We now return full circle to the question at hand and two recent cases dealing with enforcement of rules prohibiting clothes washing machines. In Cannon Point North Inc. vs. Abels (1993), the court granted summary judgment to a co-op finding no waiver because of the “comprehensive non-waiver clause” and had no problem with the co-op’s prior non-enforcement of the laundry machine ban. But then in 255 Fieldstone Buyers Corp. vs. Michaels (2003), the court at least partially retreated from the march toward sanity. It cited Dice for the proposition that, in spite of a non-waiver clause, a co-op cannot have summary judgment enforcing a ban of a washing machine that had been present for many years. The court rejected the applicability of its own Cannon Point decision on the ground that “the board promptly moved to enforce a new house rule.”

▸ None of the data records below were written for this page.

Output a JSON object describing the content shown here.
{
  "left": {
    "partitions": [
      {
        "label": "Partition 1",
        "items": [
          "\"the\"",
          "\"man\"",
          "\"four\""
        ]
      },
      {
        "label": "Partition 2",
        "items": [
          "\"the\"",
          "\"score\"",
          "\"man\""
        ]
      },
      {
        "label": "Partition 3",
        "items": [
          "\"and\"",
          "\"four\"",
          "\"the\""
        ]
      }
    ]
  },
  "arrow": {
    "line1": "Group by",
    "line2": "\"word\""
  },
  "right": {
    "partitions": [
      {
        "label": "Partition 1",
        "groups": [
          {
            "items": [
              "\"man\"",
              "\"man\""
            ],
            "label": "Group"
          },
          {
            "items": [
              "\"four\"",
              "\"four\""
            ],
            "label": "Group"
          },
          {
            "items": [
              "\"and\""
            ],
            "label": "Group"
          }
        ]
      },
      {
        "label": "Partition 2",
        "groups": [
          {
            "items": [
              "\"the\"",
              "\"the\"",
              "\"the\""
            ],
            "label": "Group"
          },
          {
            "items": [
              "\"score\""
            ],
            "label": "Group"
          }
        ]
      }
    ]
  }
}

This retreat is surprising since it is not plain from the decision (though it may be clear from the record) that the court in Cannon Point was, in fact, dealing with a new rule rather than new enforcement of an old rule. Rather, the court seemed to be making the point that since co-op boards can unilaterally “alter, amend, or repeal” rules “it cannot be reasonably argued that the [shareholders] somehow acquired vested rights in the continued maintenance of these machines.” In other words, since the board could prohibit washing machines previously allowed by simply amending the rules (i.e., no grandfathering is required), the board surely can prohibit machines previously allowed in practice but contrary to a longstanding rule.

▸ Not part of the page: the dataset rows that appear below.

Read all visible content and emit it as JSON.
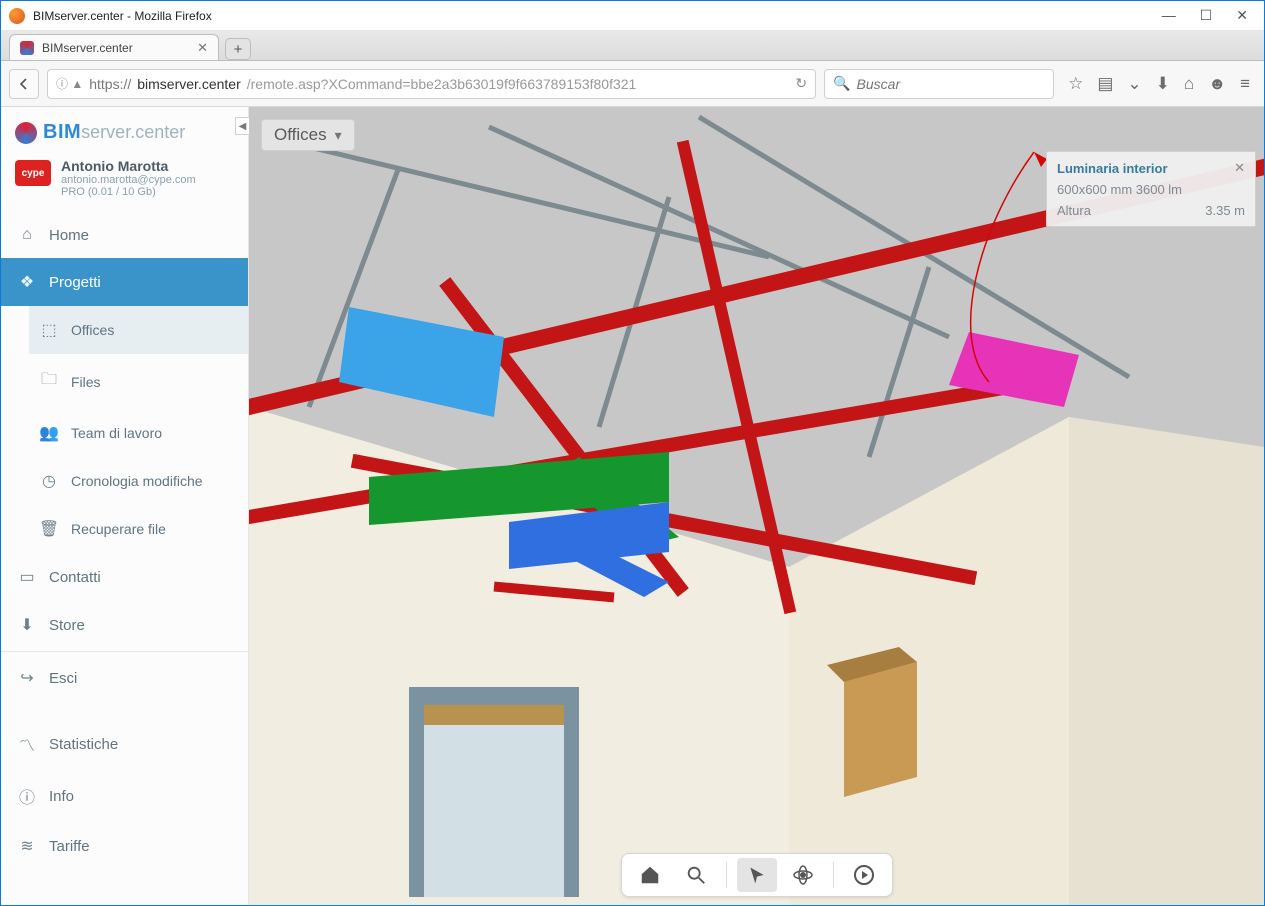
{
  "window": {
    "title": "BIMserver.center - Mozilla Firefox"
  },
  "tab": {
    "title": "BIMserver.center"
  },
  "url": {
    "protocol": "https://",
    "host": "bimserver.center",
    "path": "/remote.asp?XCommand=bbe2a3b63019f9f663789153f80f321"
  },
  "search": {
    "placeholder": "Buscar"
  },
  "logo": {
    "bim": "BIM",
    "rest": "server.center"
  },
  "user": {
    "name": "Antonio Marotta",
    "email": "antonio.marotta@cype.com",
    "quota": "PRO (0.01 / 10 Gb)",
    "badge": "cype"
  },
  "nav": {
    "home": "Home",
    "progetti": "Progetti",
    "offices": "Offices",
    "files": "Files",
    "team": "Team di lavoro",
    "cronologia": "Cronologia modifiche",
    "recuperare": "Recuperare file",
    "contatti": "Contatti",
    "store": "Store",
    "esci": "Esci",
    "statistiche": "Statistiche",
    "info": "Info",
    "tariffe": "Tariffe"
  },
  "project_dropdown": {
    "label": "Offices"
  },
  "info_panel": {
    "title": "Luminaria interior",
    "spec": "600x600 mm 3600 lm",
    "altura_label": "Altura",
    "altura_value": "3.35 m"
  }
}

More importantly, this retreat from Cannon Point and Jefpaul entirely vitiates the enforceability of the non-waiver clause in a situation where it should plainly apply, and is based on precedents (Atkin’s Waste and TSS-Seedman’s) in which the decision to ignore the non-waiver clause was much more solidly grounded.
In this situation, co-ops are the victims, left with lengthy and expensive litigations instead of quick motions for summary judgment, and with a roll of the dice at trial in trying to enforce their house rules. Co-ops need the Court of Appeals to rectify this in the same way that, in Levandusky vs. One Fifth Ave. Apt. Corp. (1990), it decided to apply the Business Judgment Rule to stay clear of co-op board decision-making in most cases. Co-ops need the Court of Appeals to revisit the Atkin’s Waste, Jefpaul Garage, and TSS-Seedman’s morass, and to bar, once and for all, waiver of the non-waiver clause.